La bouche s'ouvre brusquement, elle vomit un flot de paroles étranges,
d'une autre langue : le Beckyien. Il s'agit d'un langage difficile à
comprendre, même pour les initiés. Une expression y revient
souvent : un son étrange ressemblant à "stopguiguelingue".
Il s'agit d'une expression intraduisible, ne connaissant aucun équivalent
dans les langues humaines. Parfois aussi elle tente, par pur mimétisme,
de parler en Français ; cela ressemble alors à "mékisonkonségos"
ou à "késkejfouiciavexékon". Personne n'a jamais réussi
à décoder ces hiéroglyphes oraux. Les élèves
prennent l'air traumatisé de celui qui n'a rien fait et qui sait
qu'il aurait du faire quelque chose : une expression maussade, ahurie,
hilare et j'menfoutiste au possible. Parfois un élève réagi
; Becky change encore de couleur (peut-être est-elle apparentée
au poulpe, dont elle a la consistance), vire au rouge vif de l'écrevisse.
Elle crie. Réveille tout le lycée, qui éclate joyeusement
de rire devant les cris de la bête blessée dans son orgueil.
Elle vomit de nouveau un second flot de paroles hargneuses.

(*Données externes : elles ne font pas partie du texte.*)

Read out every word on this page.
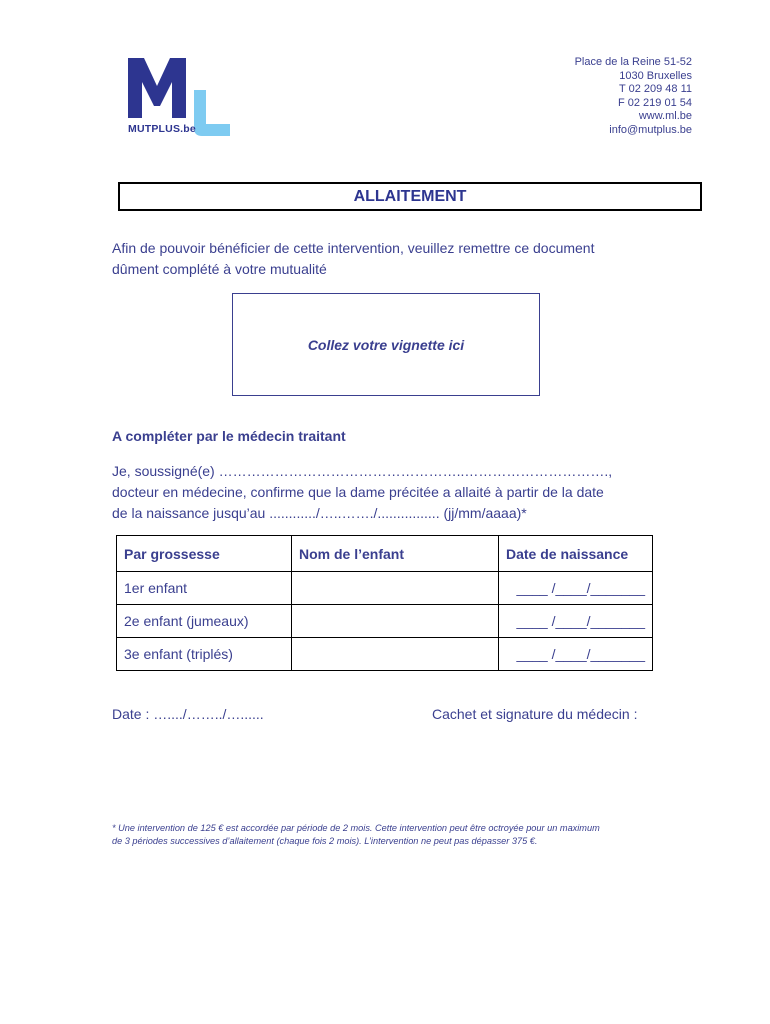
MUTPLUS.be
Place de la Reine 51-52
1030 Bruxelles
T 02 209 48 11
F 02 219 01 54
www.ml.be
info@mutplus.be
ALLAITEMENT
Afin de pouvoir bénéficier de cette intervention, veuillez remettre ce document
dûment complété à votre mutualité
Collez votre vignette ici
A compléter par le médecin traitant
Je, soussigné(e) ……………………………………………..………………………….,
docteur en médecine, confirme que la dame précitée a allaité à partir de la date
de la naissance jusqu’au ............/…..……./................ (jj/mm/aaaa)*
Par grossesse	Nom de l’enfant	Date de naissance
1er enfant		____ /____/_______
2e enfant (jumeaux)		____ /____/_______
3e enfant (triplés)		____ /____/_______
Date : …..../……../…......	Cachet et signature du médecin :
* Une intervention de 125 € est accordée par période de 2 mois. Cette intervention peut être octroyée pour un maximum
de 3 périodes successives d’allaitement (chaque fois 2 mois). L’intervention ne peut pas dépasser 375 €.
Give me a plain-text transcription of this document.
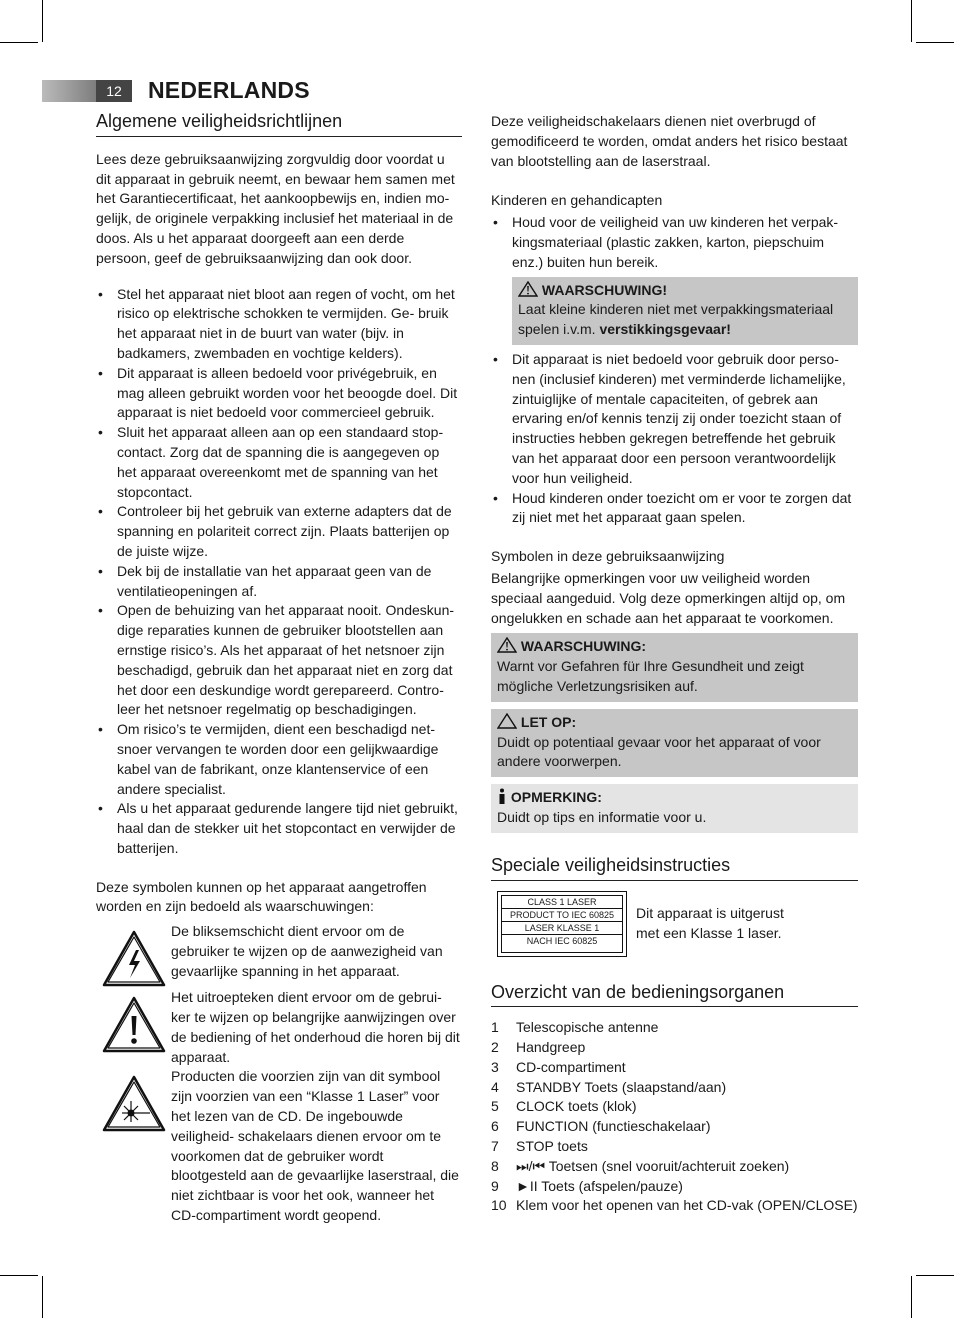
12	NEDERLANDS
Algemene veiligheidsrichtlijnen

Lees deze gebruiksaanwijzing zorgvuldig door voordat u dit apparaat in gebruik neemt, en bewaar hem samen met het Garantiecertificaat, het aankoopbewijs en, indien mo- gelijk, de originele verpakking inclusief het materiaal in de doos. Als u het apparaat doorgeeft aan een derde persoon, geef de gebruiksaanwijzing dan ook door.

• Stel het apparaat niet bloot aan regen of vocht, om het risico op elektrische schokken te vermijden. Ge- bruik het apparaat niet in de buurt van water (bijv. in badkamers, zwembaden en vochtige kelders).
• Dit apparaat is alleen bedoeld voor privégebruik, en mag alleen gebruikt worden voor het beoogde doel. Dit apparaat is niet bedoeld voor commercieel gebruik.
• Sluit het apparaat alleen aan op een standaard stop- contact. Zorg dat de spanning die is aangegeven op het apparaat overeenkomt met de spanning van het stopcontact.
• Controleer bij het gebruik van externe adapters dat de spanning en polariteit correct zijn. Plaats batterijen op de juiste wijze.
• Dek bij de installatie van het apparaat geen van de ventilatieopeningen af.
• Open de behuizing van het apparaat nooit. Ondeskun- dige reparaties kunnen de gebruiker blootstellen aan ernstige risico’s. Als het apparaat of het netsnoer zijn beschadigd, gebruik dan het apparaat niet en zorg dat het door een deskundige wordt gerepareerd. Contro- leer het netsnoer regelmatig op beschadigingen.
• Om risico’s te vermijden, dient een beschadigd net- snoer vervangen te worden door een gelijkwaardige kabel van de fabrikant, onze klantenservice of een andere specialist.
• Als u het apparaat gedurende langere tijd niet gebruikt, haal dan de stekker uit het stopcontact en verwijder de batterijen.

Deze symbolen kunnen op het apparaat aangetroffen worden en zijn bedoeld als waarschuwingen:

De bliksemschicht dient ervoor om de gebruiker te wijzen op de aanwezigheid van gevaarlijke spanning in het apparaat.
Het uitroepteken dient ervoor om de gebrui- ker te wijzen op belangrijke aanwijzingen over de bediening of het onderhoud die horen bij dit apparaat.
Producten die voorzien zijn van dit symbool zijn voorzien van een “Klasse 1 Laser” voor het lezen van de CD. De ingebouwde veiligheid- schakelaars dienen ervoor om te voorkomen dat de gebruiker wordt blootgesteld aan de gevaarlijke laserstraal, die niet zichtbaar is voor het ook, wanneer het CD-compartiment wordt geopend.

Deze veiligheidschakelaars dienen niet overbrugd of gemodificeerd te worden, omdat anders het risico bestaat van blootstelling aan de laserstraal.

Kinderen en gehandicapten
• Houd voor de veiligheid van uw kinderen het verpak- kingsmateriaal (plastic zakken, karton, piepschuim enz.) buiten hun bereik.
WAARSCHUWING!
Laat kleine kinderen niet met verpakkingsmateriaal spelen i.v.m. verstikkingsgevaar!
• Dit apparaat is niet bedoeld voor gebruik door perso- nen (inclusief kinderen) met verminderde lichamelijke, zintuiglijke of mentale capaciteiten, of gebrek aan ervaring en/of kennis tenzij zij onder toezicht staan of instructies hebben gekregen betreffende het gebruik van het apparaat door een persoon verantwoordelijk voor hun veiligheid.
• Houd kinderen onder toezicht om er voor te zorgen dat zij niet met het apparaat gaan spelen.
Symbolen in deze gebruiksaanwijzing

Belangrijke opmerkingen voor uw veiligheid worden speciaal aangeduid. Volg deze opmerkingen altijd op, om ongelukken en schade aan het apparaat te voorkomen.

WAARSCHUWING:
Warnt vor Gefahren für Ihre Gesundheit und zeigt mögliche Verletzungsrisiken auf.
LET OP:
Duidt op potentiaal gevaar voor het apparaat of voor andere voorwerpen.
OPMERKING:
Duidt op tips en informatie voor u.
Speciale veiligheidsinstructies
CLASS 1 LASER
PRODUCT TO IEC 60825
LASER KLASSE 1
NACH IEC 60825
Dit apparaat is uitgerust met een Klasse 1 laser.
Overzicht van de bedieningsorganen
1 Telescopische antenne
2 Handgreep
3 CD-compartiment
4 STANDBY Toets (slaapstand/aan)
5 CLOCK toets (klok)
6 FUNCTION (functieschakelaar)
7 STOP toets
8 ⏭/⏮ Toetsen (snel vooruit/achteruit zoeken)
9 ►II Toets (afspelen/pauze)
10 Klem voor het openen van het CD-vak (OPEN/CLOSE)
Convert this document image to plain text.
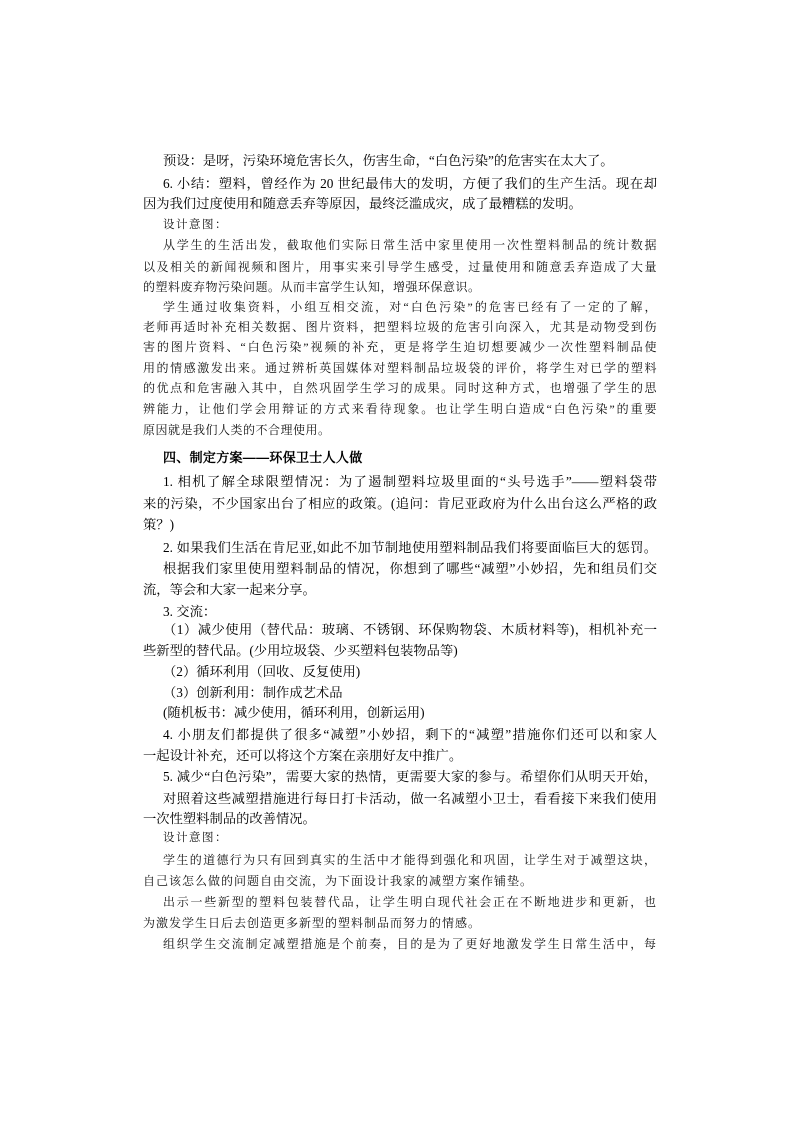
预设：是呀，污染环境危害长久，伤害生命，“白色污染”的危害实在太大了。
6. 小结：塑料，曾经作为 20 世纪最伟大的发明，方便了我们的生产生活。现在却
因为我们过度使用和随意丢弃等原因，最终泛滥成灾，成了最糟糕的发明。
设计意图：
从学生的生活出发，截取他们实际日常生活中家里使用一次性塑料制品的统计数据
以及相关的新闻视频和图片，用事实来引导学生感受，过量使用和随意丢弃造成了大量
的塑料废弃物污染问题。从而丰富学生认知，增强环保意识。
学生通过收集资料，小组互相交流，对“白色污染”的危害已经有了一定的了解，
老师再适时补充相关数据、图片资料，把塑料垃圾的危害引向深入，尤其是动物受到伤
害的图片资料、“白色污染”视频的补充，更是将学生迫切想要减少一次性塑料制品使
用的情感激发出来。通过辨析英国媒体对塑料制品垃圾袋的评价，将学生对已学的塑料
的优点和危害融入其中，自然巩固学生学习的成果。同时这种方式，也增强了学生的思
辨能力，让他们学会用辩证的方式来看待现象。也让学生明白造成“白色污染”的重要
原因就是我们人类的不合理使用。
四、制定方案——环保卫士人人做
1. 相机了解全球限塑情况：为了遏制塑料垃圾里面的“头号选手”——塑料袋带
来的污染，不少国家出台了相应的政策。(追问：肯尼亚政府为什么出台这么严格的政
策？)
2. 如果我们生活在肯尼亚,如此不加节制地使用塑料制品我们将要面临巨大的惩罚。
根据我们家里使用塑料制品的情况，你想到了哪些“减塑”小妙招，先和组员们交
流，等会和大家一起来分享。
3. 交流：
（1）减少使用（替代品：玻璃、不锈钢、环保购物袋、木质材料等)，相机补充一
些新型的替代品。(少用垃圾袋、少买塑料包装物品等)
（2）循环利用（回收、反复使用)
（3）创新利用：制作成艺术品
(随机板书：减少使用，循环利用，创新运用)
4. 小朋友们都提供了很多“减塑”小妙招，剩下的“减塑”措施你们还可以和家人
一起设计补充，还可以将这个方案在亲朋好友中推广。
5. 减少“白色污染”，需要大家的热情，更需要大家的参与。希望你们从明天开始，
对照着这些减塑措施进行每日打卡活动，做一名减塑小卫士，看看接下来我们使用
一次性塑料制品的改善情况。
设计意图：
学生的道德行为只有回到真实的生活中才能得到强化和巩固，让学生对于减塑这块，
自己该怎么做的问题自由交流，为下面设计我家的减塑方案作铺垫。
出示一些新型的塑料包装替代品，让学生明白现代社会正在不断地进步和更新，也
为激发学生日后去创造更多新型的塑料制品而努力的情感。
组织学生交流制定减塑措施是个前奏，目的是为了更好地激发学生日常生活中，每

Comme la plupart des animaux sauvages, Rébécca
a ses têtes. Il y a des personnes qui pourraient faire n'importe
quoi. Franck, par exemple. Il ne parle pas la même langue
que Becky. Il est blond, il a les cheveux longs et bouclés. Issu
du grand Nord Viking, il a subit une adaptation sans égale aux froids
de ces latitudes polaires : une couche de graisse de deux centimètres
lui protège le ventre et les cuisses, alors que le cerveau est aéré
en permanence par deux orifices latéraux, dotés de pavillons
décollés pour mieux capter le vent. Il est d'une espèce
voisine de Amélie, mais celle-ci vient du Sud, d'Italie,
aussi n'a-t-elle pas subi la même adaptation aux grands froids. Amélie
et Franck peuvent dans le cours de Becky faire ce qu'ils veulent. Ils fabriquent
des avions en papier ; Franck écrit des textes, Amélie fait
des desseins. Jamais ils n'écoutent, et insultent Becky lorsqu'elle
leur adresse la parole. Elle ne parle pas le Français, mais le comprend
à peu près correctement ; cependant elle ignore les railleries
de ces élèves.
Il y a aussi des gens que, d'instinct, elle exècre.
Ils sont pourtant tous de proches cousins d'Emilie ; Laure, par exemple,
fait partie de ses amies. Toutefois, même lorsqu'elle pose une question
pertinente, d'une voix posée, après avoir eu le doigt en
l'air douze minutes en l'attente du bon vouloir de Becky, et dans une phrase
d'une correction irréprochable, retentit à nouveau le "mékisonkoncégos".
Rébécca décide de ne pas répondre, d'ignorer
la question de Laure, car c'est Laure qui la pose. Peut-être aussi
parfois parce qu'elle ne connaît pas la réponse.
Et si, par un extraordinaire hasard, Franck et Laurence
rendent la même copie lors d'une interrogation, ils pourra y avoir
jusqu'à six points d'écart entre les deux notes...
Une énigme scientifique concerne Becky :
on ignore si elle est le dernier exemplaire d'une espèce en voie
d'extinction, ou s'il existe d'autres Beckyiens. La première hypothèse
serait bien entendu la meilleure pour la santé mentale de chacun.